You integrate v(t) once and you have your answer (at which point you just have to be careful about units when plugging in the numbers). It's simple and it doesn't require the EXTRA step of computing the average voltage, which accomplishes nothing.

Well, the OP made a minor slip up with units and plugging in numbers, because it's not simple. Taking the extra steps to look at it in depth (hopefully) showed the problem, and hopefully it won't be made again. This accomplishes something, I believe.

I found when I was in university, that If I did the quick and easy math and made a simple mistake, I wouldn't get as many marks as compared to longer versions where the markers could see a simple mistake and the propagation of errors.

I also think that sometimes people who have been doing things for a long time can overlook the difficulty of doing things when you haven't mastered them, and it is generally better to do math with examples showing excruciating detail, rather than make the assumption that someone knows something and have them state at the end that they understand, because of terms such as 'its simple', 'its obvious' or 'its easy'.

So while this thread is over, please accept that there are many routes to the final goal, and doing things faster is not necessarily always the best thing, especially if you don't understand what is going on (I certainly don't most of the time ).

 

[cepheid]

integrating the voltage --> int 10 + t/2 from 0 to 4 = 4*[10t + t^2/4] = 44

I agree that the integral gives you an answer of 44 Vh, but I don't think that this factor of 4 should be out front.

multiplying it by i --> 44 * 3 = 132

Okay, so you've multiplied 44 Vh * 3 A to give you a result of 132 Wh.

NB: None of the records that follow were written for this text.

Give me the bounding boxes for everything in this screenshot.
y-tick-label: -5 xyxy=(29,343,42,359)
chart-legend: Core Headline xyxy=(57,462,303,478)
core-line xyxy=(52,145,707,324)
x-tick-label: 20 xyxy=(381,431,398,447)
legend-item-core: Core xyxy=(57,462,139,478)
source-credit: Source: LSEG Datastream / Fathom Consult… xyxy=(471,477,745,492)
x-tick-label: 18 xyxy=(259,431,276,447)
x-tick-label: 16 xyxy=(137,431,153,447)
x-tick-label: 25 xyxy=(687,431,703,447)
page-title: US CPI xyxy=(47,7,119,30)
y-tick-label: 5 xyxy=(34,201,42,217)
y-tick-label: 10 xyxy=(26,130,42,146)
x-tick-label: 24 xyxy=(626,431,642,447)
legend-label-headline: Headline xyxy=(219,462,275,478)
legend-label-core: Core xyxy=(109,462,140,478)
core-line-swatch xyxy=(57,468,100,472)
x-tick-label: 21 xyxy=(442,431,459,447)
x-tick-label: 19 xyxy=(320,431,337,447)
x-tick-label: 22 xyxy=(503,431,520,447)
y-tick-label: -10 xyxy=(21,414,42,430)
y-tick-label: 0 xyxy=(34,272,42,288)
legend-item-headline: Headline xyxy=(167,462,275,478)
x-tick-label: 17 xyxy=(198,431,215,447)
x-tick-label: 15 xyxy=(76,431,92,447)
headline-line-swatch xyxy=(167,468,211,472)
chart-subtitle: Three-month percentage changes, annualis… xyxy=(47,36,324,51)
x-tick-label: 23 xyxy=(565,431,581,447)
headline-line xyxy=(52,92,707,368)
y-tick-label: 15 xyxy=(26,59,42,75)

This is already in units of energy. This is the answer. If you were to integrate it with respect to time a second time, that would be wrong, because your result would then have dimensions of energy*time.

integrating *that* a second time --> int 132 from 0 to 3600 = 3600*[132] = 475.2kJ

For some reason you are calling this integration, but it is NOT integration. It is merely unit conversion. What you have done is to take the 132 Wh and multiply it by 3600 s/h to get a result in Ws, also known as joules. This step is correct, which is why it leads to the correct answer, but it is certainly not integration.

I agree with everything you said in the rest of your post about how it is important to be a little more explicit with the steps of a solution when helping somebody who is just learning. However, the way in which you described those steps has not been correct in some cases.

 

[Matt1234]

guys thank you both so much, i wanted to prove to both of you because of your efforts I DO understand the problem. here is proof:

[PLAIN]http://img138.imageshack.us/img138/9182/lastscancs.jpg

when i first did the problem i had a hunch that the units were not quite right, and didnt know how to handle them, now i do.

thanks again for both your efforts.

 

[Zryn]

For some reason you are calling this integration, but it is NOT integration. It is merely unit conversion. What you have done is to take the 132 Wh and multiply it by 3600 s/h to get a result in Ws, also known as joules. This step is correct, which is why it leads to the correct answer, but it is certainly not integration

Too true, you're right.

I was mistakenly doing the second integral due to thinking I needed to integrate the function to get the work, but I had already done the work in finding the function .

...guys thank you both so much, i wanted to prove to both of you because of your efforts I DO understand the problem ...

Awesome!

 

[cepheid]

guys thank you both so much,

That's great, I'm really glad that you solved the problem and now fully understand the method. Nice work converting the current to units of coulombs/hr btw.

Zryn, sorry if I was a bit abrasive. You obviously helped the OP a lot, and everybody makes mistakes. Your suggesting an alternate method that delved into the mechanics of the problem a bit deeper probably did lead to greater understanding.